ExpansionHunter-v3.1.2
This release introduces an improved algorithm for the detection of in-repeat read pairs. This change will result in better size estimates of long C9orf72 and FMR1 repeat expansions.
ExpansionHunter-v3.1.2-linux_x86_64.tar.gz and ExpansionHunter-v3.1.2-macOS.tar.gz are binary distributions for 64-bit Linux and macOS respectively.
ExpansionHunter-v3.0.1
This is a minor release that fixes a bug in the extraction of reads from some CRAM files.
ExpansionHunter-v3.0.0
This is the full v3.0.0 release. It introduces a major update to the program aimed at increasing its flexibility and accuracy. To accommodate the new features, this version makes a significant number of non-backward compatible changes compared to v2.x.x.
The new features of the program are described in our application note on bioRxiv. Briefly:
- Repeat regions are now represented by sequence graphs
- Loci containing multiple adjacent repeats (and even small variants) are allowed
- Polyalanine repeats and other repeats whose structure can be defined using IUPAC degenerate base codes can be genotyped
We have also released a tool for visualizing alignments of reads overlapping STRs.
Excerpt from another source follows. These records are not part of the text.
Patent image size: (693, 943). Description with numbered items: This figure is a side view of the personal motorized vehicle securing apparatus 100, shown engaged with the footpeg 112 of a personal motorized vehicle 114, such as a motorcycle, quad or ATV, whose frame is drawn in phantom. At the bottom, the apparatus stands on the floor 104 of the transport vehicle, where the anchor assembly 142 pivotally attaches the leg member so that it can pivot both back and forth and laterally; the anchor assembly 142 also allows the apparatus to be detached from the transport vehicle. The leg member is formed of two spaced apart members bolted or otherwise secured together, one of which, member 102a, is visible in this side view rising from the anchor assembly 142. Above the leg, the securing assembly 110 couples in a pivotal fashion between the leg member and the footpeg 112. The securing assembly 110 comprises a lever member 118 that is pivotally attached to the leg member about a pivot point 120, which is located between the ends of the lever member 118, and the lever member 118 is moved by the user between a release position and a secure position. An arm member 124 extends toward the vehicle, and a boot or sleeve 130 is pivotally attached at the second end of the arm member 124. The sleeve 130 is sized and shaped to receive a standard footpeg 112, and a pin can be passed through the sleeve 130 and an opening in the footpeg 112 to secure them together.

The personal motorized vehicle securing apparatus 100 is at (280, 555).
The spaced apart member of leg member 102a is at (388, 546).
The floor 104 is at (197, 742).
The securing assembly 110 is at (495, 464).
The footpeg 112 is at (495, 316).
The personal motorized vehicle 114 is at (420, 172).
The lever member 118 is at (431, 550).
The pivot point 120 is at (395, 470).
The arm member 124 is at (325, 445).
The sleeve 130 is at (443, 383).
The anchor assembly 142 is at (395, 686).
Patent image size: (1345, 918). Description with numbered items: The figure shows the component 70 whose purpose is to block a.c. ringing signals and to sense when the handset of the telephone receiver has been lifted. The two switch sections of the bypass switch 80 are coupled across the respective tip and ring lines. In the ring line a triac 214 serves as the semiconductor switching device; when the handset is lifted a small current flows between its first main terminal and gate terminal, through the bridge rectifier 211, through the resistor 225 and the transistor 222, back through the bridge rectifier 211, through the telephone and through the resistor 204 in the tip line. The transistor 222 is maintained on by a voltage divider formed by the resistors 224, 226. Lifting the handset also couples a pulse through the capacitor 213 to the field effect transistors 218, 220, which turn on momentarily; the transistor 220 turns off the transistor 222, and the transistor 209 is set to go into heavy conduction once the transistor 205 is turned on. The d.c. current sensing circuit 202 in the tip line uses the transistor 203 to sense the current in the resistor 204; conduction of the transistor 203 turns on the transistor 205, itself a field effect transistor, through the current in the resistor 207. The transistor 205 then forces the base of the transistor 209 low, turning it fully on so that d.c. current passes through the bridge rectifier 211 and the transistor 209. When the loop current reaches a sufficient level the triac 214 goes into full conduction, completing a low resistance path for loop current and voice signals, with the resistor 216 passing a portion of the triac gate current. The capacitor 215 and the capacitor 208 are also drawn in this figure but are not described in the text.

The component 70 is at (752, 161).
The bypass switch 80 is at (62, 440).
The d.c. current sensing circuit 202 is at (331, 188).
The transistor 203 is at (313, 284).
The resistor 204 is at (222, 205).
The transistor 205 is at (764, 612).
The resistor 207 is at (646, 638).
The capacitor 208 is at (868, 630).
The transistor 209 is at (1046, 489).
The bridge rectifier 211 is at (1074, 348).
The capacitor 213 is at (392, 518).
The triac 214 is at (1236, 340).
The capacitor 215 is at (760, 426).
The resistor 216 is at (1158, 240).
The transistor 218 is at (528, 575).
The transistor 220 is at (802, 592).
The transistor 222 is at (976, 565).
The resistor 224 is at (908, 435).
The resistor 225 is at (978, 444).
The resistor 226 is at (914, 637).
It should be very useful for accessing the accuracy of ExpansionHunter calls.
See documentation and release notes for pre-releases v3.0.0-rc1 through v3.0.0-rc5 for more information.
ExpansionHunter-v3.0.0-linux_x86_64.tar.gz and ExpansionHunter-v3.0.0-macOS.tar.gz are binary distributions for 64-bit Linux and macOS respectively.
ExpansionHunter-v3.0.0-rc5
This release introduces the following changes:
- Several bugs in processing of regions with very high or low coverage were fixed
- Regions with coverage below 10x are now removed from the analysis
- Algorithm for calculating size confidence intervals was improved to better handle high-coverage regions
- Format of the JSON output files was changed (see documentation) and now includes estimated coverage at each region
Huge thank you to @christopher-schroeder for testing the program and reporting multiple bugs.
ExpansionHunter-v3.0.0-rc5-linux_x86_64.tar.gz and ExpansionHunter-v3.0.0-rc5-macOS.tar.gz are binary distributions for 64-bit Linux and macOS respectively.
ExpansionHunter-v3.0.0-rc4
This is a minor release that fixes bugs in variant catalog ingestion and read summarization components.
ExpansionHunter-v3.0.0-rc4-linux_x86_64.tar.gz and ExpansionHunter-v3.0.0-rc4-macOS.tar.gz are binary distributions for 64-bit Linux and macOS respectively.